Just a Game (Rien qu'un jeu) is a Canadian drama film, directed by Brigitte Sauriol and released in 1983. An examination of incest, the film stars Raymond Cloutier as André, a married father who is committing incest with his daughters, and Marie Tifo as Mychèle, his unhappily married wife whose resentment of their daughters has led her to turn a blind eye to her husband's activities.

The film premiered at the 1983 Cannes Film Festival, and had its Canadian theatrical premiere in October 1983. The film faced some controversy in early 1984, when the Ontario Censor Board refused to permit it to be screened in Ontario unless the two scenes that most visibly depicted the incest were cut, even though Sauriol had carefully shot them to prevent them from being seen as sexually graphic.

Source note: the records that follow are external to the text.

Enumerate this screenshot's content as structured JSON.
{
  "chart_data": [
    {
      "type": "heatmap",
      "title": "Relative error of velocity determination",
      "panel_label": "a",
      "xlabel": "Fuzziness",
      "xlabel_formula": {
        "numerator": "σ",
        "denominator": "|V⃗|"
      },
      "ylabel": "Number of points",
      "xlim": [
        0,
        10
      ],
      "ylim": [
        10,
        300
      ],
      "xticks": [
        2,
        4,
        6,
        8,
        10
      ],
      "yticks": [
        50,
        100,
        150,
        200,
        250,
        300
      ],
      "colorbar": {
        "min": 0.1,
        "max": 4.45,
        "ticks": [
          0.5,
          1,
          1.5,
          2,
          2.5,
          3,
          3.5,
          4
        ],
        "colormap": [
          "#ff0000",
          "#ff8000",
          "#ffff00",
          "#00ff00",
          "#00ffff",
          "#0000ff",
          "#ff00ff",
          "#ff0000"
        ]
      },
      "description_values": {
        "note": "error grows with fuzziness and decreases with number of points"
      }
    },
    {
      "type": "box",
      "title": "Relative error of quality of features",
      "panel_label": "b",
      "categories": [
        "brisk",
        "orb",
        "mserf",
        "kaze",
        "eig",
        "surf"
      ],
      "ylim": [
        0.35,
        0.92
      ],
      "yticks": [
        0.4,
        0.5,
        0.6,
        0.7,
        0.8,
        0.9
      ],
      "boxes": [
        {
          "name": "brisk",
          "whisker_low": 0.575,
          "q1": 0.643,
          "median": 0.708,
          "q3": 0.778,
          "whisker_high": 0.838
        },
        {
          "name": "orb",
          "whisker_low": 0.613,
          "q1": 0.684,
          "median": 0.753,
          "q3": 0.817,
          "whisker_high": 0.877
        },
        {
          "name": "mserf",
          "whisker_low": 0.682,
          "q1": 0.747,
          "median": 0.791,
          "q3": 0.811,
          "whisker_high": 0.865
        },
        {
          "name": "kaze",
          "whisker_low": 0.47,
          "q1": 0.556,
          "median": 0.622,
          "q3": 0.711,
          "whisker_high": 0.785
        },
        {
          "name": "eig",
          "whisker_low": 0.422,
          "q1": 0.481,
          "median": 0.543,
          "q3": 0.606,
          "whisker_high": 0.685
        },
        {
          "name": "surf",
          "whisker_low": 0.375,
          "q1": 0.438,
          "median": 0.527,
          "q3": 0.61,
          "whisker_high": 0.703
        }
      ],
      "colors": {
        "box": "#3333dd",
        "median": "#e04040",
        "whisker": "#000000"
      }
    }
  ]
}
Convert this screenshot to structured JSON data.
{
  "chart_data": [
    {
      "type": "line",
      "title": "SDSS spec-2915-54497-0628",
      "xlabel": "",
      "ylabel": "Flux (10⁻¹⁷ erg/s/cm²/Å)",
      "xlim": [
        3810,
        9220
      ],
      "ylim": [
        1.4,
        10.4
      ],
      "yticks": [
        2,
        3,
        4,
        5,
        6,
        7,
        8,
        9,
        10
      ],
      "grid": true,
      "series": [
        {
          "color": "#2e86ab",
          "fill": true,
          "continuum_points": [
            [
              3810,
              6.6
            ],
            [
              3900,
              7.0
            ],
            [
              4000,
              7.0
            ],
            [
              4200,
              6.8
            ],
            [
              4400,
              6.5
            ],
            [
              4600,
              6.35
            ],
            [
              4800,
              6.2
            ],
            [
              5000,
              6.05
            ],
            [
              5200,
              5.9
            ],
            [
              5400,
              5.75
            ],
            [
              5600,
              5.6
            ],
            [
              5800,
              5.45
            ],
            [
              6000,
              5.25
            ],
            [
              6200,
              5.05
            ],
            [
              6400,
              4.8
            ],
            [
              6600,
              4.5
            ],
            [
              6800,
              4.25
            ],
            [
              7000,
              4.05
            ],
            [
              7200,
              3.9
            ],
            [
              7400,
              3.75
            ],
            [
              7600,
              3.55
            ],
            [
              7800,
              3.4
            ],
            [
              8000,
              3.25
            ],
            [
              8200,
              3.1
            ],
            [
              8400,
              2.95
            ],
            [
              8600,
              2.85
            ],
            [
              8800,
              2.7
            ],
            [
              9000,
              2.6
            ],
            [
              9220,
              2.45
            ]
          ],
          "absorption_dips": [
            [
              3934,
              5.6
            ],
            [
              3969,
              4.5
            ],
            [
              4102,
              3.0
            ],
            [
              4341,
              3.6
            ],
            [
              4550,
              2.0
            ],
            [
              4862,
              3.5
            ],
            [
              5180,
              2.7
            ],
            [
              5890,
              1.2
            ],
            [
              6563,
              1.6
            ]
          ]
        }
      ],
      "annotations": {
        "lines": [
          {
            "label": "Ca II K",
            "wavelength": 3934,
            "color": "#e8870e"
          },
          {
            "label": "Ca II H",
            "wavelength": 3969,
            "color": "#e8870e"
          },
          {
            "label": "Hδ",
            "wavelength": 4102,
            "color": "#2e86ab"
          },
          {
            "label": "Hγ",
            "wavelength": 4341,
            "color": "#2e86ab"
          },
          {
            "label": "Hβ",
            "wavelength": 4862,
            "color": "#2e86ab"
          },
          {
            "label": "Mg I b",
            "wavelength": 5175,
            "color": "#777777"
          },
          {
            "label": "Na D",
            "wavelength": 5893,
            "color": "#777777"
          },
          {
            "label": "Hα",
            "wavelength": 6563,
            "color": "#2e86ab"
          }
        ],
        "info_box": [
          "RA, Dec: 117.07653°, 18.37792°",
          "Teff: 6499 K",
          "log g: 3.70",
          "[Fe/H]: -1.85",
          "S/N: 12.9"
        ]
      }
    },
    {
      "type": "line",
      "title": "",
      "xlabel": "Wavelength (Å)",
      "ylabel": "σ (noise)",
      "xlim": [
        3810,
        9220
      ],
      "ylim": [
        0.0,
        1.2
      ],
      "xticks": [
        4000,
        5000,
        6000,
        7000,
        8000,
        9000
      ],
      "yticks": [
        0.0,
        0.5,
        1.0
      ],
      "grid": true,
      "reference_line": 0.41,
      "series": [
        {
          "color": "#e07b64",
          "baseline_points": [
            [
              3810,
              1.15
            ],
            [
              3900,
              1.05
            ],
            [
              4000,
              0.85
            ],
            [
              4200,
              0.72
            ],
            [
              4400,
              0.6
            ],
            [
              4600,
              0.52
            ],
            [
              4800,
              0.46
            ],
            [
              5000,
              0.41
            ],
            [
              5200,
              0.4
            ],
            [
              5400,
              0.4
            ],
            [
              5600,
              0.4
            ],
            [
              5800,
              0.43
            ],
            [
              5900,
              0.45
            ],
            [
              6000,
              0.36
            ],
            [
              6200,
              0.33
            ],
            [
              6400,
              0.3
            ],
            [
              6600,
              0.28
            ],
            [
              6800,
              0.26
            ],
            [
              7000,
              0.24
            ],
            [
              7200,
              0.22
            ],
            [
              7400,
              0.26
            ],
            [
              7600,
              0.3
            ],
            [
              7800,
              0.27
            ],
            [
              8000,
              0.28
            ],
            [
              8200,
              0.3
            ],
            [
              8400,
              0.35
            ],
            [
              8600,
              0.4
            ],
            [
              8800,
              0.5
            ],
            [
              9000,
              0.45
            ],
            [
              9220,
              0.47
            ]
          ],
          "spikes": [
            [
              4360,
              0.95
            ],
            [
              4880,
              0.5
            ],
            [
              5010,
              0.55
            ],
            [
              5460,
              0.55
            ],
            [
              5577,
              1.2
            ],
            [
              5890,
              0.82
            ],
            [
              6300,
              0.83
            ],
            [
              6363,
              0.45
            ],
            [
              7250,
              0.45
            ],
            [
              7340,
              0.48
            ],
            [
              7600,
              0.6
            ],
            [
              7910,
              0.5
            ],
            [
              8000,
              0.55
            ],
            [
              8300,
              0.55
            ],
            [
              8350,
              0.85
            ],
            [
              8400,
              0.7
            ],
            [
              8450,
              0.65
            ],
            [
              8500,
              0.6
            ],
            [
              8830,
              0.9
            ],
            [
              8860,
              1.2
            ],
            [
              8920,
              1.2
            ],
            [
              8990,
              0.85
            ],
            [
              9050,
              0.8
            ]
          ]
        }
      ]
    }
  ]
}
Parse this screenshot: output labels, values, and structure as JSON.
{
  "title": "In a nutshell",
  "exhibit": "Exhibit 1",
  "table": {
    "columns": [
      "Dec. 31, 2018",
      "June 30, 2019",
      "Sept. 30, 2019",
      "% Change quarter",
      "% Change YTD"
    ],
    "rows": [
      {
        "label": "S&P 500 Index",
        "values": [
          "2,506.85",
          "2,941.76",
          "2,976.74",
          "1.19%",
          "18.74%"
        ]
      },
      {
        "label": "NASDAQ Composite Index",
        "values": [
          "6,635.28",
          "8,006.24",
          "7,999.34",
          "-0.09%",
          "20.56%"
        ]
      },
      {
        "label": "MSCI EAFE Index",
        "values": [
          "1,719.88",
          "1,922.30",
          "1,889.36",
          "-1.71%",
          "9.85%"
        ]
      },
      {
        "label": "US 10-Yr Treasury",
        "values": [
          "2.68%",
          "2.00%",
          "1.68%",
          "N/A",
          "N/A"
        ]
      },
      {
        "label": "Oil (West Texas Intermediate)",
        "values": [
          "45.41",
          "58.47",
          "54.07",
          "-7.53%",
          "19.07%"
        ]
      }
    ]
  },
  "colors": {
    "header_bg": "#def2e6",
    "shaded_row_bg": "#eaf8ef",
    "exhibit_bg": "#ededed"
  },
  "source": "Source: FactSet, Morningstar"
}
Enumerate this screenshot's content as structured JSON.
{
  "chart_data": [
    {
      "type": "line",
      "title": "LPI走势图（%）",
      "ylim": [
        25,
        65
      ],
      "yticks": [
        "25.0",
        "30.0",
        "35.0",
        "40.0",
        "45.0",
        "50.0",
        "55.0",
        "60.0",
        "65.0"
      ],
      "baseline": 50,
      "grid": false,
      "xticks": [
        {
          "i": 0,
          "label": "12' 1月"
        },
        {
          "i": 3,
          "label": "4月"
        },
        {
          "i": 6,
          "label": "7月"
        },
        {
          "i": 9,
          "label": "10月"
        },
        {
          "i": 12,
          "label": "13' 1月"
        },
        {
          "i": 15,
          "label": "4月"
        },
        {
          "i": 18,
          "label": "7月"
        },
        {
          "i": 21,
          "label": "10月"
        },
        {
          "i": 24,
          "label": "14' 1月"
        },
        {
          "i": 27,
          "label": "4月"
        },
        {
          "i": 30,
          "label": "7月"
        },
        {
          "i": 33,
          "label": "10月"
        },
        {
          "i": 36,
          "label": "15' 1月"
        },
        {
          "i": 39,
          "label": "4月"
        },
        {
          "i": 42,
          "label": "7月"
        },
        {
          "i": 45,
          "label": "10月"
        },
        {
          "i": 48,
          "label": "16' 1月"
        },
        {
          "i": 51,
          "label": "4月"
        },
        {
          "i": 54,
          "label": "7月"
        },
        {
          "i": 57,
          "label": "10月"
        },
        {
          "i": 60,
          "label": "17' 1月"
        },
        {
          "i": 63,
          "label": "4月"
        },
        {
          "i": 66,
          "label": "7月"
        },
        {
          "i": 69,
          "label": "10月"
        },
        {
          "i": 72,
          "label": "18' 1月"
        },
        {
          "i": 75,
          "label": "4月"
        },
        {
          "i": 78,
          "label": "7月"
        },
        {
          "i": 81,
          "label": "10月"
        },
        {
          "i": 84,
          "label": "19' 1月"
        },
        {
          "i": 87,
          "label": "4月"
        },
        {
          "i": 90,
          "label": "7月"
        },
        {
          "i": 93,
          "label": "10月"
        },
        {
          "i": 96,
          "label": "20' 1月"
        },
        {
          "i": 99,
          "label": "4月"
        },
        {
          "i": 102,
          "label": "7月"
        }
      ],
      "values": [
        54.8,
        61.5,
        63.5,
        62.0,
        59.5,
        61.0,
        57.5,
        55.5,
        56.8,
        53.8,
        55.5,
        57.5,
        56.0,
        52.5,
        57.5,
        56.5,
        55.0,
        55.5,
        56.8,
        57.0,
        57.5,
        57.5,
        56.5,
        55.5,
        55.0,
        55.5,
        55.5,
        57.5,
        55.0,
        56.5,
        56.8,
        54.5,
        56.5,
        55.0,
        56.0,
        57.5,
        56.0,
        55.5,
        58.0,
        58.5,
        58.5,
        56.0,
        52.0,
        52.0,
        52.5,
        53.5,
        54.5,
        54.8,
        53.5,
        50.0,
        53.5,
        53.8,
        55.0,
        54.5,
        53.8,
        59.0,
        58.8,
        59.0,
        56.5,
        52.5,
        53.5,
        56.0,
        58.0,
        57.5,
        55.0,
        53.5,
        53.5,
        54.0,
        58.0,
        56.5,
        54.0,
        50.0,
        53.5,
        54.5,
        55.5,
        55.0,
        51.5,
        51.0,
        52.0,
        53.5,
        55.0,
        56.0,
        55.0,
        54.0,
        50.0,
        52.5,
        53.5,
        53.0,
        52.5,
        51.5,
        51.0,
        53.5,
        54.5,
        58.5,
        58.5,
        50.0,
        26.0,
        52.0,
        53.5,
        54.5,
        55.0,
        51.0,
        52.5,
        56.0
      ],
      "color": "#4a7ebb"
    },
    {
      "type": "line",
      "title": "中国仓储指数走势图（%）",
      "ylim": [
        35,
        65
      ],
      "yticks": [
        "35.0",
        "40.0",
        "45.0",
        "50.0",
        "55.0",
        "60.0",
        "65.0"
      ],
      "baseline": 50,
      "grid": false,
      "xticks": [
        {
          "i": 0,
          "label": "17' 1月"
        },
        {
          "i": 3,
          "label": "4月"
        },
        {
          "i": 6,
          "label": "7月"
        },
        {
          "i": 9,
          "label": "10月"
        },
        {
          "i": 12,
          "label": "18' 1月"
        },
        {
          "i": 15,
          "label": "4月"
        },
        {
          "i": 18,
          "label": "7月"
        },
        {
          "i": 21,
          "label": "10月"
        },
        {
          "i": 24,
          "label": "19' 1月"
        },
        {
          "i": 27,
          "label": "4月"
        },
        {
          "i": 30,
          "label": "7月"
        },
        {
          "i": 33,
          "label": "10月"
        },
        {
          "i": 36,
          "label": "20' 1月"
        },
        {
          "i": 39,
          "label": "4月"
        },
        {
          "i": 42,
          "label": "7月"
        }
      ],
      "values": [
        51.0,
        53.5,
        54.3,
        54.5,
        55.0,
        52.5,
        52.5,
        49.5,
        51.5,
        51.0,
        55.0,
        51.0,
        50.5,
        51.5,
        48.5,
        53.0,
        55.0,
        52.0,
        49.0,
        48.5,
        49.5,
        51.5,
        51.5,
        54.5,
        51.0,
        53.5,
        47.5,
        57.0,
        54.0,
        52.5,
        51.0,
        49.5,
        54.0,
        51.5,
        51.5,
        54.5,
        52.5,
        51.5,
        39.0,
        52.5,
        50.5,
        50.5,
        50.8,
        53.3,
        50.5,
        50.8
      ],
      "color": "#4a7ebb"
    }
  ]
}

The film received three Genie Award nominations at the 5th Genie Awards in 1984, for Best Director (Sauriol), Best Actress (Tifo) and Best Sound Editing (Marcel Pothier).

==Critical response==
Writing about the film's premiere at Cannes, Jay Scott of The Globe and Mail called the film "stultifyingly predictable" and "psychologically simplistic", and opined that Sauriol "depends on her sincerity to mask mistakes". Reviewing the film during its theatrical run, his colleague Carole Corbeil gave it a more nuanced review, likening it to "one long bad For the Record; it invents characters to advance a theme", but calling it "honest, and gritty, and this quality redeems it somewhat".

The film was purchased by several anti-incest activist groups for use in educational campaigns.